Some types of HPV can cause changes in the cells structure of the cervical area or the lining of the throat and mouth. Such HPVs are classified into high-risk HPVs. The mutated cells can become cancerous and lead to cancers such as cervical cancer and cancer of the mouth, throat and neck area.
There are more than 100 types or strains of the HPV virus but importance is given to 40 odd strains that affect the genitals, mouth, throat, or that are passed through sexual contact. Each type or strain of the HPV is given a numerical number so that a standardized approach can be taken while diagnosing and treating the symptoms.

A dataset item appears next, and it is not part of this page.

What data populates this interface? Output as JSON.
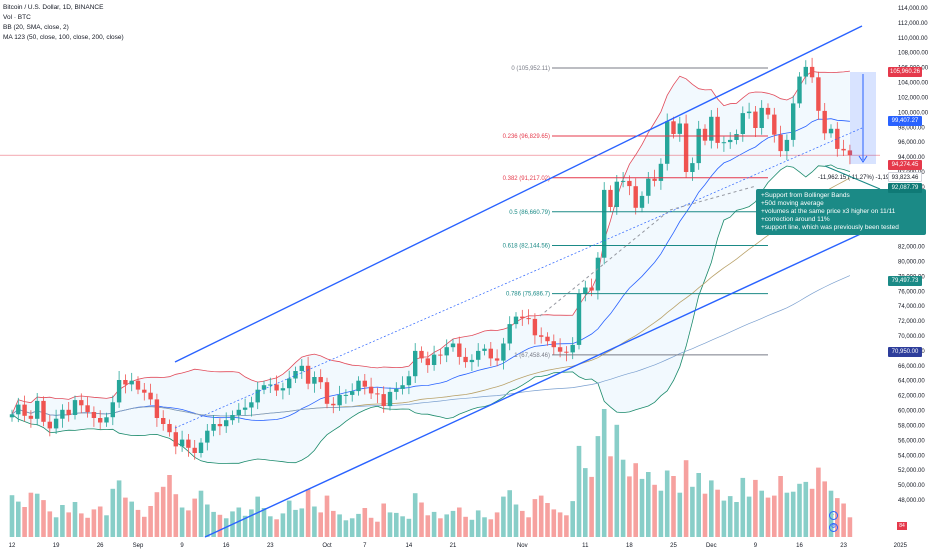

For example, HPV strains 16 & 18 could be persistent and cause cancerous lesions in the cervical area leading to cervical cancer. HPV types 6 and 11 cause 90% of all genital warts.
HPV infection could be transmitted by either skin contact with an affected person or through sexual contact. The virus affecting the areas around the genital area are usually spread through intimate contact during intercourse. The risk of having a sexually transmitted HPV virus increases with the number of different partners that a person has.
All HPV infections do not cause cancer. However, high-risk HPVs may cause several types of cancer.
Cervical cancer is the cancer affecting the cervix or the neck of the womb area. Globally, almost all cases of cervical cancer are caused by HPV (types 16 and 18) and they are responsible for about 70% of all cervical cancers.
Oropharyngeal cancers are the cancers affecting the throat area, including the base of the tongue and the tonsils. About 70% of oropharyngeal cancers are caused by HPV.
HPV causes about 50% of vulvar cancers, 65% of vaginal cancers, 35% of penile cancers and 90% of anal cancers. Most of these are caused by HPV type 16.
High-risk HPV types are responsible for causing approximately 5% of all cancers worldwide. According to WHO, cervical cancer ranks as the 2nd most frequent cancer among women in India and the 2nd most frequent cancer among women between 15 and 44 years of age.